Les deux femmes ont appris à se connaître en développant leur projet. Un sentiment d’affection s’est développé entre elles. Marie-Eve confie que leur amitié est une source de motivation au quotidien.
Le passage du tourisme d’aventure à la restauration était naturel pour Marie-Eve: «Au service ou en cuisine, c’est comme une danse. On bouge beaucoup, on travaille souvent sur l’adrénaline.

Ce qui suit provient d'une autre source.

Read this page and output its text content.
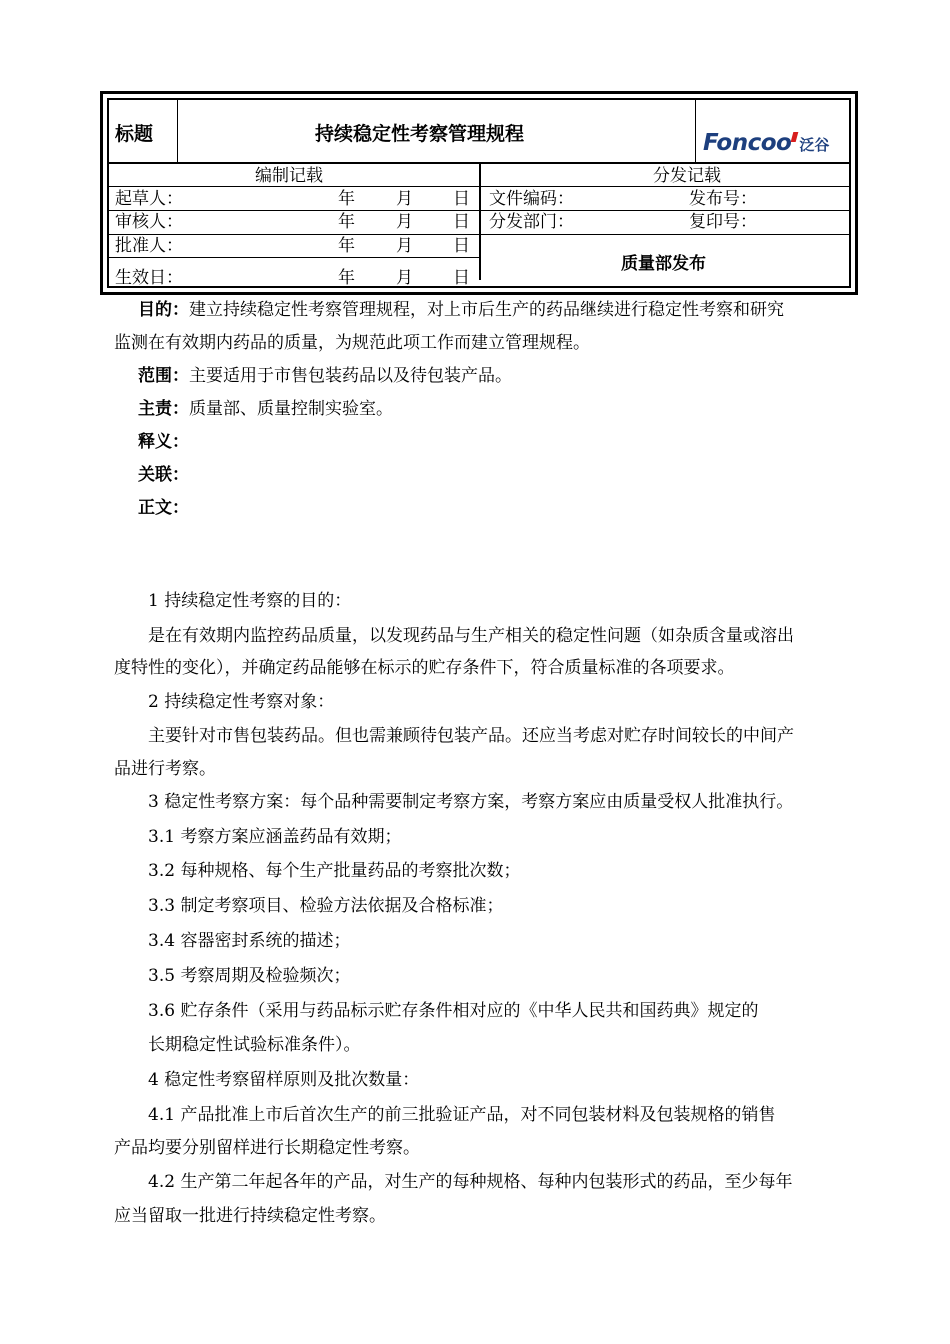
标题	持续稳定性考察管理规程	Foncoo 泛谷
编制记载	分发记载
起草人：	年 月 日
审核人：	年 月 日
批准人：	年 月 日
生效日：	年 月 日
文件编码：	发布号：
分发部门：	复印号：
质量部发布
目的：建立持续稳定性考察管理规程，对上市后生产的药品继续进行稳定性考察和研究
监测在有效期内药品的质量，为规范此项工作而建立管理规程。
范围：主要适用于市售包装药品以及待包装产品。
主责：质量部、质量控制实验室。
释义：
关联：
正文：
1 持续稳定性考察的目的：
是在有效期内监控药品质量，以发现药品与生产相关的稳定性问题（如杂质含量或溶出
度特性的变化），并确定药品能够在标示的贮存条件下，符合质量标准的各项要求。
2 持续稳定性考察对象：
主要针对市售包装药品。但也需兼顾待包装产品。还应当考虑对贮存时间较长的中间产
品进行考察。
3 稳定性考察方案：每个品种需要制定考察方案，考察方案应由质量受权人批准执行。
3.1 考察方案应涵盖药品有效期；
3.2 每种规格、每个生产批量药品的考察批次数；
3.3 制定考察项目、检验方法依据及合格标准；
3.4 容器密封系统的描述；
3.5 考察周期及检验频次；
3.6 贮存条件（采用与药品标示贮存条件相对应的《中华人民共和国药典》规定的
长期稳定性试验标准条件）。
4 稳定性考察留样原则及批次数量：
4.1 产品批准上市后首次生产的前三批验证产品，对不同包装材料及包装规格的销售
产品均要分别留样进行长期稳定性考察。
4.2 生产第二年起各年的产品，对生产的每种规格、每种内包装形式的药品，至少每年
应当留取一批进行持续稳定性考察。
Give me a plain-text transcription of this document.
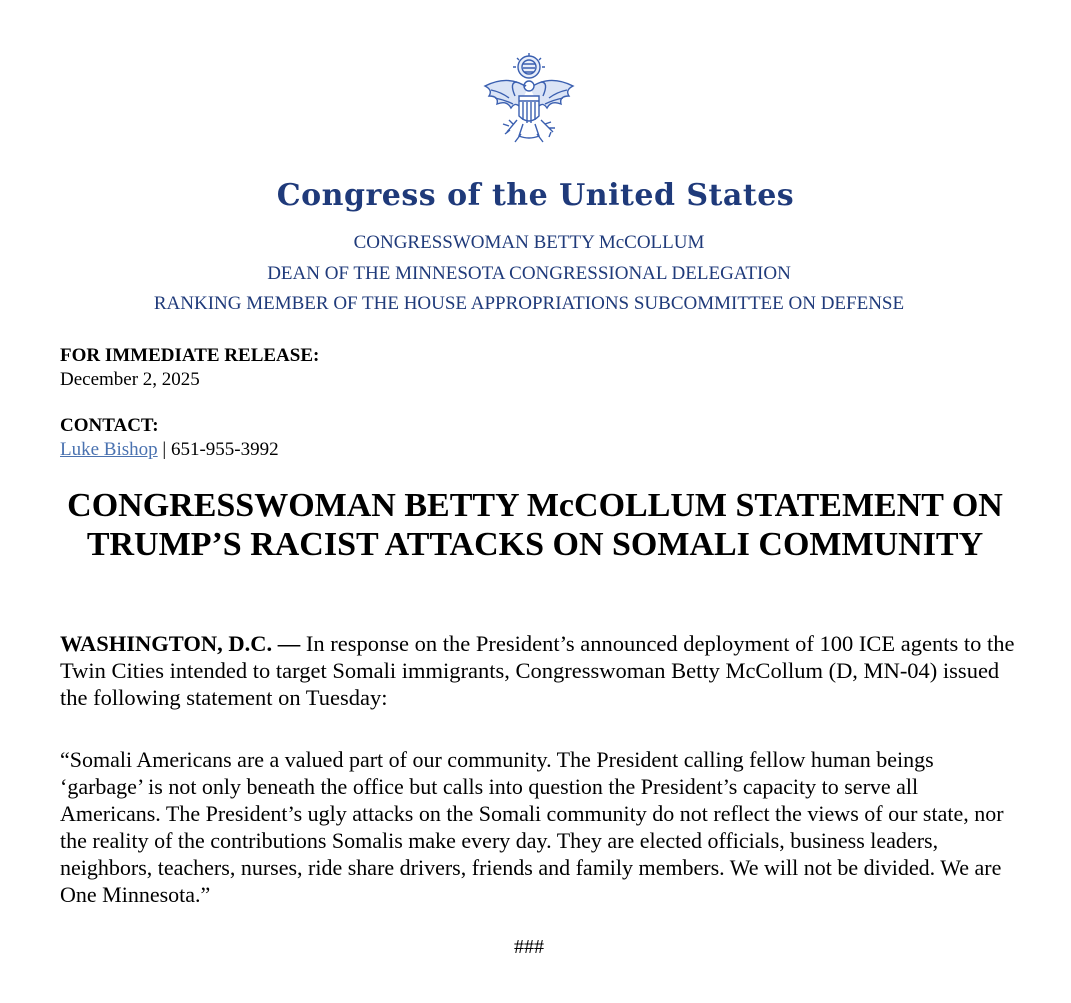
Congress of the United States
CONGRESSWOMAN BETTY McCOLLUM
DEAN OF THE MINNESOTA CONGRESSIONAL DELEGATION
RANKING MEMBER OF THE HOUSE APPROPRIATIONS SUBCOMMITTEE ON DEFENSE
FOR IMMEDIATE RELEASE:
December 2, 2025
CONTACT:
Luke Bishop | 651-955-3992
CONGRESSWOMAN BETTY McCOLLUM STATEMENT ON TRUMP’S RACIST ATTACKS ON SOMALI COMMUNITY
WASHINGTON, D.C. — In response on the President’s announced deployment of 100 ICE agents to the Twin Cities intended to target Somali immigrants, Congresswoman Betty McCollum (D, MN-04) issued the following statement on Tuesday:
“Somali Americans are a valued part of our community. The President calling fellow human beings ‘garbage’ is not only beneath the office but calls into question the President’s capacity to serve all Americans. The President’s ugly attacks on the Somali community do not reflect the views of our state, nor the reality of the contributions Somalis make every day. They are elected officials, business leaders, neighbors, teachers, nurses, ride share drivers, friends and family members. We will not be divided. We are One Minnesota.”
###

C’est tout sauf ennuyeux!» L’entrepreneure a fait un cours en service de restauration. Elle a toujours voulu travailler dans le domaine. À Sainte-Anne-des-Monts, Marie-Andrée et elles ont pu réaliser leur rêve. «Il y a plein de possibilités ici. Les loyers commerciaux sont moins chers. Les pairs s’entraident. On a accès à plein de conseils, on échange beaucoup avec d’autres collègues, fait-elle valoir. C’est sûr, on ne compte pas nos heures, mais on est sur notre X. Quand tu fais ce qui te plaît, tu changes la notion du travail. Tu n’exécutes plus des tâches, tu joues! Alors quand ta vie se résume à jouer entre mer et montagnes, c’est extraordinaire!»

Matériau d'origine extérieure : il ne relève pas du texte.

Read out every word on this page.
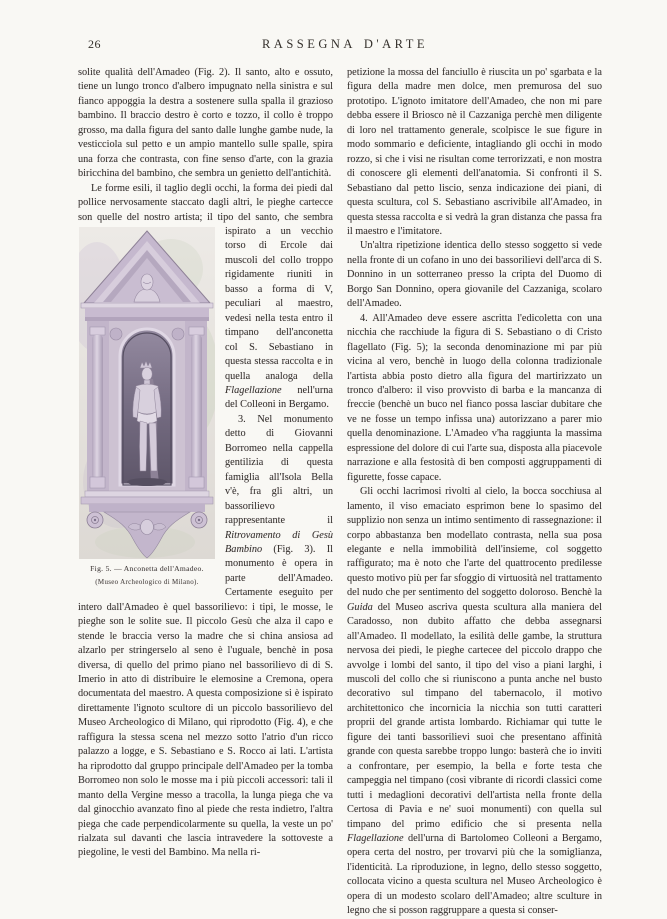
26	RASSEGNA D'ARTE

solite qualità dell'Amadeo (Fig. 2). Il santo, alto e ossuto, tiene un lungo tronco d'albero impugnato nella sinistra e sul fianco appoggia la destra a sostenere sulla spalla il grazioso bambino. Il braccio destro è corto e tozzo, il collo è troppo grosso, ma dalla figura del santo dalle lunghe gambe nude, la vesticciola sul petto e un ampio mantello sulle spalle, spira una forza che contrasta, con fine senso d'arte, con la grazia biricchina del bambino, che sembra un genietto dell'antichità.

Le forme esili, il taglio degli occhi, la forma dei piedi dal pollice nervosamente staccato dagli altri, le pieghe cartecce son quelle del nostro artista; il tipo
Fig. 5. — Anconetta dell'Amadeo.
(Museo Archeologico di Milano).
del santo, che sembra ispirato a un vecchio torso di Ercole dai muscoli del collo troppo rigidamente riuniti in basso a forma di V, peculiari al maestro, vedesi nella testa entro il timpano dell'anconetta col S. Sebastiano in questa stessa raccolta e in quella analoga della Flagellazione nell'urna del Colleoni in Bergamo.

3. Nel monumento detto di Giovanni Borromeo nella cappella gentilizia di questa famiglia all'Isola Bella v'è, fra gli altri, un bassorilievo rappresentante il Ritrovamento di Gesù Bambino (Fig. 3). Il monumento è opera in parte dell'Amadeo. Certamente eseguito per intero dall'Amadeo è quel bassorilievo: i tipi, le mosse, le pieghe son le solite sue. Il piccolo Gesù che alza il capo e stende le braccia verso la madre che si china ansiosa ad alzarlo per stringerselo al seno è l'uguale, benchè in posa diversa, di quello del primo piano nel bassorilievo di di S. Imerio in atto di distribuire le elemosine a Cremona, opera documentata del maestro. A questa composizione si è ispirato direttamente l'ignoto scultore di un piccolo bassorilievo del Museo Archeologico di Milano, qui riprodotto (Fig. 4), e che raffigura la stessa scena nel mezzo sotto l'atrio d'un ricco palazzo a logge, e S. Sebastiano e S. Rocco ai lati. L'artista ha riprodotto dal gruppo principale dell'Amadeo per la tomba Borromeo non solo le mosse ma i più piccoli accessori: tali il manto della Vergine messo a tracolla, la lunga piega che va dal ginocchio avanzato fino al piede che resta indietro, l'altra piega che cade perpendicolarmente su quella, la veste un po' rialzata sul davanti che lascia intravedere la sottoveste a piegoline, le vesti del Bambino. Ma nella ri-

petizione la mossa del fanciullo è riuscita un po' sgarbata e la figura della madre men dolce, men premurosa del suo prototipo. L'ignoto imitatore dell'Amadeo, che non mi pare debba essere il Briosco nè il Cazzaniga perchè men diligente di loro nel trattamento generale, scolpisce le sue figure in modo sommario e deficiente, intagliando gli occhi in modo rozzo, si che i visi ne risultan come terrorizzati, e non mostra di conoscere gli elementi dell'anatomia. Si confronti il S. Sebastiano dal petto liscio, senza indicazione dei piani, di questa scultura, col S. Sebastiano ascrivibile all'Amadeo, in questa stessa raccolta e si vedrà la gran distanza che passa fra il maestro e l'imitatore.

Un'altra ripetizione identica dello stesso soggetto si vede nella fronte di un cofano in uno dei bassorilievi dell'arca di S. Donnino in un sotterraneo presso la cripta del Duomo di Borgo San Donnino, opera giovanile del Cazzaniga, scolaro dell'Amadeo.

4. All'Amadeo deve essere ascritta l'edicoletta con una nicchia che racchiude la figura di S. Sebastiano o di Cristo flagellato (Fig. 5); la seconda denominazione mi par più vicina al vero, benchè in luogo della colonna tradizionale l'artista abbia posto dietro alla figura del martirizzato un tronco d'albero: il viso provvisto di barba e la mancanza di freccie (benchè un buco nel fianco possa lasciar dubitare che ve ne fosse un tempo infissa una) autorizzano a parer mio quella denominazione. L'Amadeo v'ha raggiunta la massima espressione del dolore di cui l'arte sua, disposta alla piacevole narrazione e alla festosità di ben composti aggruppamenti di figurette, fosse capace.

Gli occhi lacrimosi rivolti al cielo, la bocca socchiusa al lamento, il viso emaciato esprimon bene lo spasimo del supplizio non senza un intimo sentimento di rassegnazione: il corpo abbastanza ben modellato contrasta, nella sua posa elegante e nella immobilità dell'insieme, col soggetto raffigurato; ma è noto che l'arte del quattrocento predilesse questo motivo più per far sfoggio di virtuosità nel trattamento del nudo che per sentimento del soggetto doloroso. Benchè la Guida del Museo ascriva questa scultura alla maniera del Caradosso, non dubito affatto che debba assegnarsi all'Amadeo. Il modellato, la esilità delle gambe, la struttura nervosa dei piedi, le pieghe cartecee del piccolo drappo che avvolge i lombi del santo, il tipo del viso a piani larghi, i muscoli del collo che si riuniscono a punta anche nel busto decorativo sul timpano del tabernacolo, il motivo architettonico che incornicia la nicchia son tutti caratteri proprii del grande artista lombardo. Richiamar qui tutte le figure dei tanti bassorilievi suoi che presentano affinità grande con questa sarebbe troppo lungo: basterà che io inviti a confrontare, per esempio, la bella e forte testa che campeggia nel timpano (così vibrante di ricordi classici come tutti i medaglioni decorativi dell'artista nella fronte della Certosa di Pavia e ne' suoi monumenti) con quella sul timpano del primo edificio che si presenta nella Flagellazione dell'urna di Bartolomeo Colleoni a Bergamo, opera certa del nostro, per trovarvi più che la somiglianza, l'identicità. La riproduzione, in legno, dello stesso soggetto, collocata vicino a questa scultura nel Museo Archeologico è opera di un modesto scolaro dell'Amadeo; altre sculture in legno che si posson raggruppare a questa si conser-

Bien que les Marie travaillent beaucoup, leur choix de vie leur a tout de même permis de concilier travail-famille. «Nos enfants vont à l’école en face. Ils peuvent facilement venir nous voir. Le fait qu’on ait réussi à créer un pôle attractif nous permet aussi de partager notre passion avec eux.» Ceux qui ont atteint l’âge de le faire ont tous voulu travailler pour la pâtisserieboulangerie. Marie-Eve se plaît à dire que cette aventure entrepreneuriale est porteuse de sens pour les enfants: «On ne manque de rien, nous sommes riches autrement. En grandissant près de la nature, avec de l’air pur, de l’espace, de la liberté et des parents passionnés, ils vont partir confiants dans la vie.» La maman est une amoureuse de la nature et elle adore profiter de son temps libre sur la grève ou dans les montagnes.
Décidément, la beauté de la Gaspésie fait du bien à celles et ceux qui l’ont choisie. La chaleur humaine qui y règne rend aussi heureux·se.
Par Mélanie Gagné
Mélanie Gagné écrit même lorsqu’elle n’écrit pas. Que ce soit sur la grève, dans la forêt, au sommet d’une montagne ou dans un marché public, elle enregistre des inspirations, étant toujours attentive au grain des choses. Elle partage son temps entre ses rôles de maman, d’enseignante en francisation et de rédactrice. Elle rêve d’écrire un recueil de poésie ou de nouvelles.